Walthamstow Wetlands is the largest urban wetland nature reserve in the country – as well as Europe. In October 2017 the site opened its gates to the wider public for the very first time in 150 years and is now open 363 days a year with free access.
Although Walthamstow Wetlands continues to function as a Thames Water operational site with its 10 reservoirs supplying 3.5 million people with clean drinking water each day, this unique project has also created opportunities for leisure activities such as bird watching, walking and enjoying the peace and quiet - benefitting the health and wellbeing of residents and visitors alike. The Engine House offers a café serving food all day as well as an education space and gallery whilst the Coppermill Tower includes a unique platform to access views across London’s skyline.
In addition, programmes of formal and informal learning, training and volunteering are being delivered through charity partner, London Wildlife Trust. These activities promote a better understanding of the site's natural and industrial heritage and ensure a lasting legacy for future generations to cherish and celebrate.
As a designated Site of Special Scientific Interest – one of only 37 in Greater London – as well as a RAMSAR site, the site provides a special home for wildlife both resident and rare and has become increasingly popular with wildlife enthusiasts. The site has already welcomed over 250,000 visitors since opening – adding to the emergence of a wider visitor economy and supporting the regeneration plans in St James Street, Blackhorse Lane and Lea Bridge.

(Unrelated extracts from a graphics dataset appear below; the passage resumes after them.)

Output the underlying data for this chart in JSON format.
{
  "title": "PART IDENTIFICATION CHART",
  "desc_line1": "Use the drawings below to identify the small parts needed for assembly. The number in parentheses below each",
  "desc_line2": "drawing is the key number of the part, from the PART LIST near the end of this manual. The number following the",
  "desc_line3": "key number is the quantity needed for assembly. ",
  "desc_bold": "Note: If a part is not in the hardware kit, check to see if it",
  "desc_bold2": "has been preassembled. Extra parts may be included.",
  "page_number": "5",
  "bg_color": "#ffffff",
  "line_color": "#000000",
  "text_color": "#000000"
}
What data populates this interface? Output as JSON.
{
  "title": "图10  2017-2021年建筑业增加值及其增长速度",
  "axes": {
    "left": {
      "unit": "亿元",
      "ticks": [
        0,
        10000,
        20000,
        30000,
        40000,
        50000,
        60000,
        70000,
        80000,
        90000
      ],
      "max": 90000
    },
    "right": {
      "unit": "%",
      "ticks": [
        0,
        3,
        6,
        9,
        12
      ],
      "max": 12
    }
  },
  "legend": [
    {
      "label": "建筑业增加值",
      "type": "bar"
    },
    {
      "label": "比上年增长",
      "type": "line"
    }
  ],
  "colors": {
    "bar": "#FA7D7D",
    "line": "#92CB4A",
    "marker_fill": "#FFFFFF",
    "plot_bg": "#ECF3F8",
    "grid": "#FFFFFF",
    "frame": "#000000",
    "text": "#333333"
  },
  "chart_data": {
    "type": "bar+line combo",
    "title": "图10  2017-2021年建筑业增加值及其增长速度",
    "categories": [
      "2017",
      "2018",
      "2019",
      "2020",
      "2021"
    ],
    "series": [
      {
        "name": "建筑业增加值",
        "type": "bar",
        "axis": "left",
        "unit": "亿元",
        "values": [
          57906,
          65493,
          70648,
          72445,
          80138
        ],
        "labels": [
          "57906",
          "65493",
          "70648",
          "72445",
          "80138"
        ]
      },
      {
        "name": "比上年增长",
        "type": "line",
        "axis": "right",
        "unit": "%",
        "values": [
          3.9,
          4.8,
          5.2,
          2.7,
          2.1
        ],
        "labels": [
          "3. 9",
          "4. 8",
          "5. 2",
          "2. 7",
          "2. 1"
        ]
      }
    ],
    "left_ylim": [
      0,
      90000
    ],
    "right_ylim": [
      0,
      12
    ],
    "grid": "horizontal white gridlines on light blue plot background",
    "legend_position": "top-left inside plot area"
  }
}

The council has invested over £1m in the Wetlands and is delivering the project in partnership with site owners Thames Water which has contributed £1.84million, Heritage Lottery Fund (£4.47million), the Greater London Authority (£750,000), the Environment Agency (£49,000) and Natural England.
In addition, the London Wildlife Trust has been appointed as the delivery partner to manage and conserve the Wetlands heritage. Wetland habitats are extremely rare in urban areas so conservation activities are taking place on site such as planting trees, creating meadows and introducing new reedbeds to both create new habits and conserve existing ones too.